With the Valentine’s display condensed, the camping equipment has to be expanded to fill the gap. Pick stuff up. Put it down. But this will only fill the bays for a couple of hours, until the new gear is brought out this afternoon. “We cannot have empty bays; they do not look nice for customers” says Anita Szatmari, the store’s Hungarian supervisor.

It takes Anita only around a nanosecond to re-do everything I have spent the last hour and a half getting wildly wrong. “I started at Christmas, as temporary staff,” she explains. “They kept me on. For me it’s not tiring. It’s good to be working hard. Otherwise it is boring.”

It’s not like I can’t cope. Replace the cat food and Robbie Williams CDs with football shirts and it’s identical to my Saturday job at a sports shop in Lakeside Shopping Centre in Essex, back in Sixth Form. But I was pretty confident, then, of a brighter future.

As a supervisor, Anita’s pay has already risen to £6.76 an hour, around £14,000 a year. She has been earmarked for an assistant store manager role, which starts at £17,000. The store manager, Justina Marciulionyte, is from Lithuania. Her pay scale runs from £22,000 to £30,000. So why should her staff be asked to work free – even if their labour is classified as work experience?

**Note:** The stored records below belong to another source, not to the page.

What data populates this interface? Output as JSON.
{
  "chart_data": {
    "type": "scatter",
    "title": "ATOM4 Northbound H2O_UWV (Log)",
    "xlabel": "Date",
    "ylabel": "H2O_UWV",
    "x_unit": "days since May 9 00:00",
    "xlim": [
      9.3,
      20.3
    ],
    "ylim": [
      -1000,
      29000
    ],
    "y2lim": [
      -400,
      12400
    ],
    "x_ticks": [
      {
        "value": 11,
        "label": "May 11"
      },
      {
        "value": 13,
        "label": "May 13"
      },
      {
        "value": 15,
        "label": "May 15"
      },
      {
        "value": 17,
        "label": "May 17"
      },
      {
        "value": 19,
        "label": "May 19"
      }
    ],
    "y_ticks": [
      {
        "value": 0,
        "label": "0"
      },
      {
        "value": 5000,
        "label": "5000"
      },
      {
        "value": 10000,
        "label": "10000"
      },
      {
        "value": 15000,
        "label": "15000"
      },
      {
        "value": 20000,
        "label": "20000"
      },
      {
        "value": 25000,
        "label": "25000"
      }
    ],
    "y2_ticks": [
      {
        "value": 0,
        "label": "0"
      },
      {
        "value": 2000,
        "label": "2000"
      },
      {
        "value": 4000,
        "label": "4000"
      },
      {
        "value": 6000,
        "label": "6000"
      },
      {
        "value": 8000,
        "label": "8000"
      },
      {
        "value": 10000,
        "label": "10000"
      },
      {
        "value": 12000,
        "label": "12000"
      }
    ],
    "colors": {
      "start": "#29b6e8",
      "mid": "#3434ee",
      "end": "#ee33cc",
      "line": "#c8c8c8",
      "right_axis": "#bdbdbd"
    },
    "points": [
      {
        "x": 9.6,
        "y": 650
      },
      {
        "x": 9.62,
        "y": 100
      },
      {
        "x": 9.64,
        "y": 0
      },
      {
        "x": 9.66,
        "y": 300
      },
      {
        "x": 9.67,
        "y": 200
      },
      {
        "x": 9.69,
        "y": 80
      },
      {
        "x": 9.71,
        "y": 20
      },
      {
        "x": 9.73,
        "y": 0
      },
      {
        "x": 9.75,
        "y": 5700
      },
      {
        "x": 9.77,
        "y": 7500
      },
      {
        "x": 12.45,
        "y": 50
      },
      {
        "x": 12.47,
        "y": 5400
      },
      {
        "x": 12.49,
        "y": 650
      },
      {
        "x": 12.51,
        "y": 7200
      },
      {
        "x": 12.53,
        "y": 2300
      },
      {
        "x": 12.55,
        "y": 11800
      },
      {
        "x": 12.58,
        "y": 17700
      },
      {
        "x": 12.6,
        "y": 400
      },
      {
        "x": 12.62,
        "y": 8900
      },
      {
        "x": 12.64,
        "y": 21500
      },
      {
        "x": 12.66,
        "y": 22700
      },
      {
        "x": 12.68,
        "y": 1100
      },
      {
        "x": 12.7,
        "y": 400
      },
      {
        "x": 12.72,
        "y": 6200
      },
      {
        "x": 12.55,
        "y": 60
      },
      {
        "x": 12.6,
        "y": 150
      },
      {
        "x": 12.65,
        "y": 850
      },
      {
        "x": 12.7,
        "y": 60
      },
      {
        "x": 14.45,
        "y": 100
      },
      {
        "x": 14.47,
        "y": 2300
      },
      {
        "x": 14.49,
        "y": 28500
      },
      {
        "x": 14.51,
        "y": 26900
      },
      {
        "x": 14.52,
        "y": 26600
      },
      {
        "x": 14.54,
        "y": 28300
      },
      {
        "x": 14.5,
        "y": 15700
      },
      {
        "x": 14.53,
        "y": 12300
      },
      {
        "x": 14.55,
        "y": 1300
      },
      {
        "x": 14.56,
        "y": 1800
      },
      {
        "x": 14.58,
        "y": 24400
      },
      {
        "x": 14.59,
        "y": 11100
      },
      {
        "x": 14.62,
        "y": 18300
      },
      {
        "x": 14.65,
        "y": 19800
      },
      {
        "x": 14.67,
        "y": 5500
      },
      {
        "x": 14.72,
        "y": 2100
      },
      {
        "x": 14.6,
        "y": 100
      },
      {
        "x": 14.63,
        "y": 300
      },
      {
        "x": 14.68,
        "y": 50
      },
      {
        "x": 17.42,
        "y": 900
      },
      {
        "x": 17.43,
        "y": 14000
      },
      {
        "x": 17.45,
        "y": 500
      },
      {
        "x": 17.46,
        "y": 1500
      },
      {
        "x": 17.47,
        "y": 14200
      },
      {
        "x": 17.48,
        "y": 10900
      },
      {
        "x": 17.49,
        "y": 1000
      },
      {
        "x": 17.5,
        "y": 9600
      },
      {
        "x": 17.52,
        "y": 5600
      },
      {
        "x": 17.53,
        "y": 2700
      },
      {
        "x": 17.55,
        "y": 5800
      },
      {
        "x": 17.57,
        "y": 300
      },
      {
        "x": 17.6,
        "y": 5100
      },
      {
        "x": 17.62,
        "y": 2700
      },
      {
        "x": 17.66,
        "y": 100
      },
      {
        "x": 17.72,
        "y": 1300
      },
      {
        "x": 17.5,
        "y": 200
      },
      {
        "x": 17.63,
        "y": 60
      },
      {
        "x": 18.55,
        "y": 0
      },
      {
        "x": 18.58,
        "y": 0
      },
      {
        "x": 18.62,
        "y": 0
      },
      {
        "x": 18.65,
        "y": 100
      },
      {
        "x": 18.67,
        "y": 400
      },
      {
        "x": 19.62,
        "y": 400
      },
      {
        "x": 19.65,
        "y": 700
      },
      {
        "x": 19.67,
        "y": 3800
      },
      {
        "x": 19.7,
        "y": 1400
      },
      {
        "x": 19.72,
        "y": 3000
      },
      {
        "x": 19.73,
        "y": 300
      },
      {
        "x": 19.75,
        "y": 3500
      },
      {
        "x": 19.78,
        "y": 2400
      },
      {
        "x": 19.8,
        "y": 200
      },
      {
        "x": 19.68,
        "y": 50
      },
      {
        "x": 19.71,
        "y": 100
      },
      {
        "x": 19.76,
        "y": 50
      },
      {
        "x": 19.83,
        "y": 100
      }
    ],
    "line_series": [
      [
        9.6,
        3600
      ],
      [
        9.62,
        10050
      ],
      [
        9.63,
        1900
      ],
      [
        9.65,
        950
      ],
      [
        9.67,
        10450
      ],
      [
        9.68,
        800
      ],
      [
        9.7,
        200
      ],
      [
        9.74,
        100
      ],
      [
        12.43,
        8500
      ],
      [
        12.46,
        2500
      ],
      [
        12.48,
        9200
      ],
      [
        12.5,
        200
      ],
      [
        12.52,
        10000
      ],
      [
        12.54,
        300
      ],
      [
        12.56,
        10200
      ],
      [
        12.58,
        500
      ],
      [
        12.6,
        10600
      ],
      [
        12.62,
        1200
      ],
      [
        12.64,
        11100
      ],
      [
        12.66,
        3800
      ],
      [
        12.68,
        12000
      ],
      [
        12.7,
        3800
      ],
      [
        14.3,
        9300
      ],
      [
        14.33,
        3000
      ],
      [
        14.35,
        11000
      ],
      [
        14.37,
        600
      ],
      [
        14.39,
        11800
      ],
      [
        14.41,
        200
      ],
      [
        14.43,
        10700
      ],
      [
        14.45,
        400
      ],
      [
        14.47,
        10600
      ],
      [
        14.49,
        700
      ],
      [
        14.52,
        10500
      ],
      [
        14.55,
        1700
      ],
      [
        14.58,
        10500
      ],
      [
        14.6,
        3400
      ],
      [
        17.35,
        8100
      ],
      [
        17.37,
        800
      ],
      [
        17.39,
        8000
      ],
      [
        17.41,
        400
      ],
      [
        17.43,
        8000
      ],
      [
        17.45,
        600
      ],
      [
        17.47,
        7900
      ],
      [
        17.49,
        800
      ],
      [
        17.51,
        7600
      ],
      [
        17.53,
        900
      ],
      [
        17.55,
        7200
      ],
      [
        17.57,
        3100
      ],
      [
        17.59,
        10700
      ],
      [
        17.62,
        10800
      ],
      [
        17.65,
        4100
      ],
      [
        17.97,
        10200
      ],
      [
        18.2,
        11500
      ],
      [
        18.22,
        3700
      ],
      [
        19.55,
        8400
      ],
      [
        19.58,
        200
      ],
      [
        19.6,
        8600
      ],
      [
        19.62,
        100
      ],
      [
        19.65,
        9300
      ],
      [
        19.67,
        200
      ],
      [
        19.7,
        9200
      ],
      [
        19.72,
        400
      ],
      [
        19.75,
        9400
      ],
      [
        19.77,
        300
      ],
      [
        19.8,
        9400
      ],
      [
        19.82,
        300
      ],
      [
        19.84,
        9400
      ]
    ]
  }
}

“Cait Reilly has a case,” says John Houghton, the regional manager despatched to the store from Northampton (because I am here for The Independent, he openly admits). A highly amenable Brummie who didn’t go to university and spent 20 years at Sainsburys, he joined Poundland two years ago. “A graduate has different qualifications. We gave these people a work trial, an opportunity to see if it worked for them. We’re an expanding company; not many are. We entered it to try and find suitable colleagues.”

The furore around Ms Reilly is a little unfair. Poundland entered a government scheme in good faith, then pulled out of it more than a year ago, at the same time as Tesco and a number of others, and has since taken a reputational hit on the government’s behalf.

Mr Houghton is proud of the Deptford store. “There’s an opportunity for flare,” he says. “There’s your four-foot bay. There’s your toothpaste. Have a bit of creativity.”

But in the current prolonged downturn, does the “on your bike” work ethic channelled by Iain Duncan Smith really offer young Britons the chance to climb the ladder and build a fulfilling career?

Poundland was sold in 2010 for £200m to the American private equity firm Warburg Pincus, for whom it constitutes a relatively tiny part of a £20bn portfolio. One imagines that Anita could shift the entire Amazon rainforest in the form of Valentine’s Cards and she still wouldn’t get through the firm’s revolving doors on Lexington Avenue in Manhattan.

£1 for everything: how it evolved

Since Poundland opened its doors in December 1990 in Burton-on-Trent it has sold the same category of products. Its range now includes more than 3,000 items, among them fresh foods, household essentials and clothing as well as seasonal items, CDs, DVDs and even camping equipment, all for £1.

Some of the products, however, have had to shrink in size to meet the demands of inflation. Warburton loaves of bread in Poundland are 600g rather than the 800g standard issue, while a multi-pack of Quavers sold in 2007 contained 10 bags, but now contains just five. Poundland works with most of the big food companies, including Cadbury, Walkers and Nestlé, who supply discount packs. It has also introduced “phantom brands”, such as Tool Box and Fenback Farm, to save customers from the perceived stigma of the Poundland label.